Syncope in the elderly

J Wöhrle, M Kochs
Zeitschrift Für Gerontologie und Geriatrie 2003, 36 (1): 2-9
Syncope is defined as a self-limited loss of consciousness, usually combined with falling due to the inability to maintain postural tone. The underlying mechanism is a transient global cerebral hypoperfusion. The aetiology essentially includes cardiac disorders (structured heart disease or arrhythmias), neurally-mediated reflex syndromes, orthostatic hypotension and carotid sinus syndrome. History and physical examination will lead to the diagnosis in up to 50%. The most important step is to differentiate patients with heart disease from others, since the mortality of these patients is doubled. Echocardiography, Holter-monitoring and electrophysiological study are useful to approach this population.

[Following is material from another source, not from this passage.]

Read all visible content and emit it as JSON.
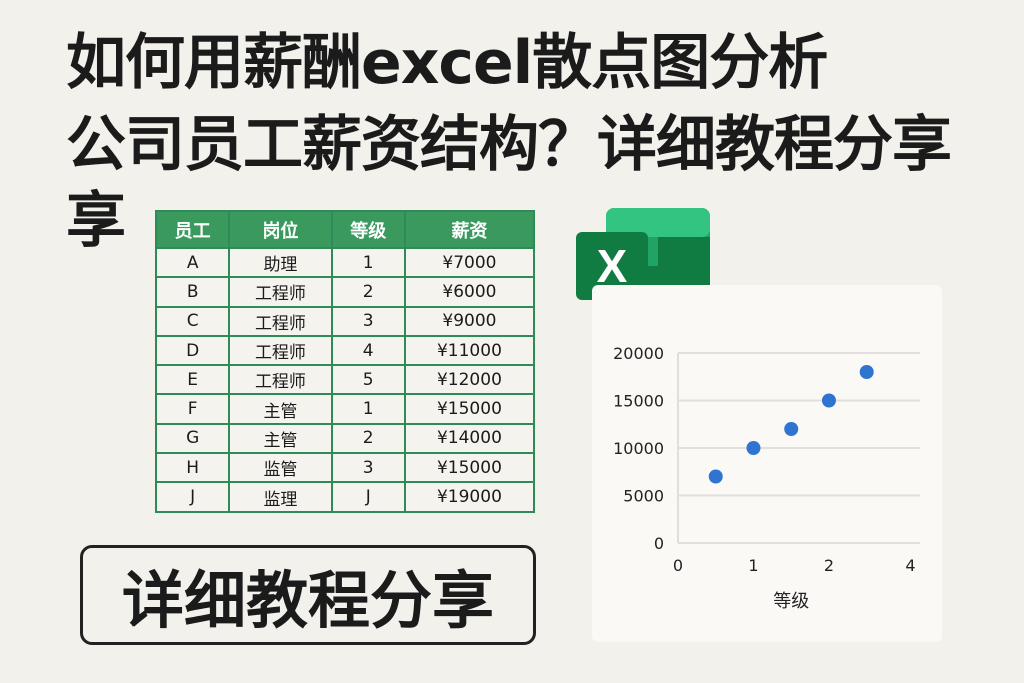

In patients with suspected neurally-mediated syncope (vasovagal syncope) tilt testing is indicated. Treatment depends on the aetiology. The diagnostic work-up and the therapeutic approach of patients with syncope are outlined. For patients with vasovagal syncope conventional therapeutic strategies include an increased salt/fluid intake, moderate exercise training, tilt-sleeping or tilt-training. Beta-blockers failed to show efficacy in a number of randomised trials. Recently, pacemaker implantation in selected patients with recurrent vasovagal syncopical episodes showed a significant increase in syncope-free survival, compared to no therapy and compared to beta-blocker therapy. In contrast to the increased mortality risk for patients with cardiac syncope, patients with vasovagal syncope have a benign prognosis.